Europe's Dow Jones Stoxx 600 Index decreased 2.7 percent to 263.79 at 1:37 p.m. in London, extending the drop this week to 5.2 percent. Futures on the Standard & Poor's 500 Index expiring in December sank 2.2 percent, while the MSCI Asia Pacific Index slipped 0.5 percent.
Stocks extended losses after a report showed the U.S. economy expanded at an annual rate of 2.8 percent in the second quarter, slower than the previously estimated 3.3 percent.
U.K. stocks dropped, led by banks, after negotiations on the $700-billion plan to bail out financial markets in the U.S. stalled. The benchmark FTSE 100 index fell 116.52, or 2.2 percent, to 5,080.50 as of 12:35 p.m. in London, headed for a weekly loss of 4.3 percent.
China's stocks rose, with the benchmark index advancing for the first week in nine, after the government stepped up support for the world's second-worst performing market this year.
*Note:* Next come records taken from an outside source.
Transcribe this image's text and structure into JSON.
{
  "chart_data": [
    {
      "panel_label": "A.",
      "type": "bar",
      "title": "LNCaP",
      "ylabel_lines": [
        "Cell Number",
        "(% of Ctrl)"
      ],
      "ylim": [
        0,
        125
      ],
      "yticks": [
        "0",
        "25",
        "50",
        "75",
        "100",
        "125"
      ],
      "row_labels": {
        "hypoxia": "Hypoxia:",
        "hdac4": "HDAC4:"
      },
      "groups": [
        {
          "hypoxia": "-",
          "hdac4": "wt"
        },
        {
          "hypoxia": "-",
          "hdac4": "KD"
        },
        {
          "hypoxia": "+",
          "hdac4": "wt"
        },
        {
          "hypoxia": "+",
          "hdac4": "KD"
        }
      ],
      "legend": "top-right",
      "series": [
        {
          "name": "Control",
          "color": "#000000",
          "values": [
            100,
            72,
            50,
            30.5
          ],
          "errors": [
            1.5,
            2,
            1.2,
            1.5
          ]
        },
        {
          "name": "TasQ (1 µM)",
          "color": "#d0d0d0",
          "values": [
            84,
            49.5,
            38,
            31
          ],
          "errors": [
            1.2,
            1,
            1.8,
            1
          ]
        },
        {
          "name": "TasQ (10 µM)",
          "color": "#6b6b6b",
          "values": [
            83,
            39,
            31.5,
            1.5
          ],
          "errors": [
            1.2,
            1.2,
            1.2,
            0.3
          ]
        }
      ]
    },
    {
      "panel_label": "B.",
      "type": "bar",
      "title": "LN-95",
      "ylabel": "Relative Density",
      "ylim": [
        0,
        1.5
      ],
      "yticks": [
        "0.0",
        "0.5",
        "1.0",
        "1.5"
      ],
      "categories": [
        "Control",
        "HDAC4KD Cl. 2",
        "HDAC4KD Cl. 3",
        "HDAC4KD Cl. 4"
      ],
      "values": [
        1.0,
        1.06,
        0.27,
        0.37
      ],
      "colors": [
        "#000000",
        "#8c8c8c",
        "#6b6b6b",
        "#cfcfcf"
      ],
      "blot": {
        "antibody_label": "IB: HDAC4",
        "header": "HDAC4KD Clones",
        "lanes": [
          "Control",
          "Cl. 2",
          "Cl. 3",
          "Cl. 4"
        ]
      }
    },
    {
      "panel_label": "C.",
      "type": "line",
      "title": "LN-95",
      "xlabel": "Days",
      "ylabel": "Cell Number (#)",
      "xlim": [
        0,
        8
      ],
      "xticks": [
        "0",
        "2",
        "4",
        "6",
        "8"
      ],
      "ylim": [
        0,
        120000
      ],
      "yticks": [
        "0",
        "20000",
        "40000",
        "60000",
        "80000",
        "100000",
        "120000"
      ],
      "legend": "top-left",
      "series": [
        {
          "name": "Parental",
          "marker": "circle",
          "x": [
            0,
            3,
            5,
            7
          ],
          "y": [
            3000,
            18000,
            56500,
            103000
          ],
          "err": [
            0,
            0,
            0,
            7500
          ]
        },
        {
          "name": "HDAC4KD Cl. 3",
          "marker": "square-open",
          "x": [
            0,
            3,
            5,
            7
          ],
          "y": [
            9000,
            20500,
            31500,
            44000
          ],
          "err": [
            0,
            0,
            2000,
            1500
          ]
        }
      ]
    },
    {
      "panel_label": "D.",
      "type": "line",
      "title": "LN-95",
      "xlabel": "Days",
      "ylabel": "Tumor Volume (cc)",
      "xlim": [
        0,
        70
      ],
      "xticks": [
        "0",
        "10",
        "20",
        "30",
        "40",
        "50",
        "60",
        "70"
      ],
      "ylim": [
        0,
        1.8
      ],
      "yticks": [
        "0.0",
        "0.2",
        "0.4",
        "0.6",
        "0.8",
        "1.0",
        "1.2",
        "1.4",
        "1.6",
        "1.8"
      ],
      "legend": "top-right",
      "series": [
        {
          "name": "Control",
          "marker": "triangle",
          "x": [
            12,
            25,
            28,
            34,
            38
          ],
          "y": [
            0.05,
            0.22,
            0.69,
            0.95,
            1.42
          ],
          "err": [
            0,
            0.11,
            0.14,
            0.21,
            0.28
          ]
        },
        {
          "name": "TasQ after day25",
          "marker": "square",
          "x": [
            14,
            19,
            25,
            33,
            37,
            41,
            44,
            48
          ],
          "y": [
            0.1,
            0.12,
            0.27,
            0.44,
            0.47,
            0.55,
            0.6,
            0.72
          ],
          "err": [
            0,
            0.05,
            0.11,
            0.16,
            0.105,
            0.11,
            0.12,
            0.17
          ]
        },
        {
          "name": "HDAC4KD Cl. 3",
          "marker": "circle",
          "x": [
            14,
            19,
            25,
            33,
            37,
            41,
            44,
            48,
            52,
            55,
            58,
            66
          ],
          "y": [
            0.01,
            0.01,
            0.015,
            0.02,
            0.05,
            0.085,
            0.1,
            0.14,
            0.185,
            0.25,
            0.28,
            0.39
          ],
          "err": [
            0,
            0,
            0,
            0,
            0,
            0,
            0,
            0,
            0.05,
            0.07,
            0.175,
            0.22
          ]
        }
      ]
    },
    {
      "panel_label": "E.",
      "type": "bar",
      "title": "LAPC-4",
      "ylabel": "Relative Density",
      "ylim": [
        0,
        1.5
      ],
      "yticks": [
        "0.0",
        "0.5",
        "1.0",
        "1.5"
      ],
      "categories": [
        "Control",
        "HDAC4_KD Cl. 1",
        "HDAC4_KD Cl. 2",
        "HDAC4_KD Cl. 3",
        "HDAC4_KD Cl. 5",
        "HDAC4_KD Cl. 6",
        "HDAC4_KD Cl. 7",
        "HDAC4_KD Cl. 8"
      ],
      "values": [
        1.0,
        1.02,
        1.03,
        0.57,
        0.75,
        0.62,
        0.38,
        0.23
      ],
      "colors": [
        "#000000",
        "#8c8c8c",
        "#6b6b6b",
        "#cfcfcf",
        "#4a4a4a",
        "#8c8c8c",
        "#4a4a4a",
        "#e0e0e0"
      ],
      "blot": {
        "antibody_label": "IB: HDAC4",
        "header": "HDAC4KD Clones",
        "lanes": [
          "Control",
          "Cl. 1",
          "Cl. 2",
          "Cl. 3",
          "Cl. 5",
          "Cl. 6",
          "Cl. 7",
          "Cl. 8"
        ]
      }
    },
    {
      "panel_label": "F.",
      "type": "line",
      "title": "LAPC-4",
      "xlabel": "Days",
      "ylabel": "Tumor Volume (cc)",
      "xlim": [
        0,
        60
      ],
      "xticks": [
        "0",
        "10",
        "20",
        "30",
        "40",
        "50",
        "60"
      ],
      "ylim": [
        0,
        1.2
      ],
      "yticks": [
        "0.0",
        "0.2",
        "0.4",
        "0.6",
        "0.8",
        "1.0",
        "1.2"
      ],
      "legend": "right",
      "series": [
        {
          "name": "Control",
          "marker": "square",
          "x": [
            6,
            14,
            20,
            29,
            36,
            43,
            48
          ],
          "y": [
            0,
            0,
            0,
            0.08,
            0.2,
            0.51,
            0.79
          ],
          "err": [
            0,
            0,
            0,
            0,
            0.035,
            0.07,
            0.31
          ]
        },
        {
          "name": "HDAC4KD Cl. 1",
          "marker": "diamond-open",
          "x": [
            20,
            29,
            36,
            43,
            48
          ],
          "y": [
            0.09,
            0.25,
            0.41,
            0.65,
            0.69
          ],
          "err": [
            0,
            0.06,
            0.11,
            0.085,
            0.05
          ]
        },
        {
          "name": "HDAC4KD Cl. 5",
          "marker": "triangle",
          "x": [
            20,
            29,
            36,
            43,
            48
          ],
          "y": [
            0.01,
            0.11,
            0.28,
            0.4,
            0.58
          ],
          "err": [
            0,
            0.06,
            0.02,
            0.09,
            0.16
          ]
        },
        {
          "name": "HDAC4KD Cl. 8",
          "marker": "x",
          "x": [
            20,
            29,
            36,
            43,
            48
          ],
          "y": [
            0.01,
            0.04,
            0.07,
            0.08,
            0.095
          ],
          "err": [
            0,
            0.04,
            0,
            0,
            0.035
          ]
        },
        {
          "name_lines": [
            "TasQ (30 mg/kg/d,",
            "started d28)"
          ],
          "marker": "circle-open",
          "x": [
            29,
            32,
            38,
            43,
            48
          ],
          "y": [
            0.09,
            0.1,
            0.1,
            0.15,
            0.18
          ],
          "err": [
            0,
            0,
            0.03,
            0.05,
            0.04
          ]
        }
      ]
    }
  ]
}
The CSI 300 Index, which tracks yuan-denominated A shares listed on China's two exchanges, advanced 20.13, or 0.9 percent, to 2,243.66 at the close.
Indian stocks fell, with the benchmark posting its biggest weekly drop in six months, after talks on a U.S. credit market rescue plan stalled and Washington Mutual Inc. became the biggest bank failure in American history. The Bombay Stock Exchange's Sensitive Index, or Sensex, fell 445, or 3.3 percent, to 13,102.18.
Japan's Nikkei 225 Stock Average lost 0.9 percent to 11,893.16. New Zealand's NZX 50 Index declined 1.6 percent after the economy contracted in the second quarter, driving the nation into its first recession in a decade.